The historian is instead suggesting that the giant stone monoliths could have supported an elevated altar where worshippers would have gathered for sacred ceremonies. “All the great raised altars of the past suggest that the people who built Stonehenge would never have performed celestial ceremonies on the lowly earth,” he said.
While the new theory has been met with some skepticism, some experts have tried to keep an open mind. "There could be something in it. There is a possibility, of course. Anything new and worthwhile about Stonehenge is well worth looking into, but with care and consideration," archaeologist Aubrey Burl told the Guardian.
Spalding’s theory is a major departure from much of the traditional thinking about the origin of the structure, which is England’s most famous prehistoric monument. It has long speculated that the monument was used by ancient worshippers to celebrate the solstice due to the structure’s alignment with the sunset during the winter solstice and sunrise during the summer solstice. Nearby archaeological evidence shows that pigs may have been slaughtered during December and January, possibly for a religious feast, according to Live Science.
A more recent theory based on radiocarbon dating suggests that the site was primarily used as a cemetery for a prehistoric dynasty, according to National Geographic. A study of human remains around the monument found that people were buried at the site from about 3000 B.C., which predates the estimated erection of the stones by about 500 years.

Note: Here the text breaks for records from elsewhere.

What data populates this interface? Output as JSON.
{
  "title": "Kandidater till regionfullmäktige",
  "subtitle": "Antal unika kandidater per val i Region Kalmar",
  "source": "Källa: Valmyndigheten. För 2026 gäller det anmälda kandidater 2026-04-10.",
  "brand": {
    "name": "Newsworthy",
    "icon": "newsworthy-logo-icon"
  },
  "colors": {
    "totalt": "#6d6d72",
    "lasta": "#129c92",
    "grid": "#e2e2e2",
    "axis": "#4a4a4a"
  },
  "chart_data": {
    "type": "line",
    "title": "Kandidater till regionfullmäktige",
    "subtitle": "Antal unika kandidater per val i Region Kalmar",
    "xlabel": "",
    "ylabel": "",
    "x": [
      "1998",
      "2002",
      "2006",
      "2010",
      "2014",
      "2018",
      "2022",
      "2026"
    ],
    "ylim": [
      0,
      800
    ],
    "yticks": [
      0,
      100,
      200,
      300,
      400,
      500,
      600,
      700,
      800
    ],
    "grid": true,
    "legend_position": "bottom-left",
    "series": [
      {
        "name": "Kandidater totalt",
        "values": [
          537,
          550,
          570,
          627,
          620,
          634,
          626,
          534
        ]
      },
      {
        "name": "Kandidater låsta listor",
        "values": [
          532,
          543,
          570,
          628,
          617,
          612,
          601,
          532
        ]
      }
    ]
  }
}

Regardless of the true nature of the monument, the mystery has done its part to spur tourism to the site. Visitor numbers to Stonehenge have increased by 8.4 percent to more than 1.34 million visits, according to figures released Monday by the UK’s Association of Leading Visitor Attractions. The monument is a Unesco World Heritage site and is considered to be one of the most architecturally sophisticated prehistoric stone circles in the world.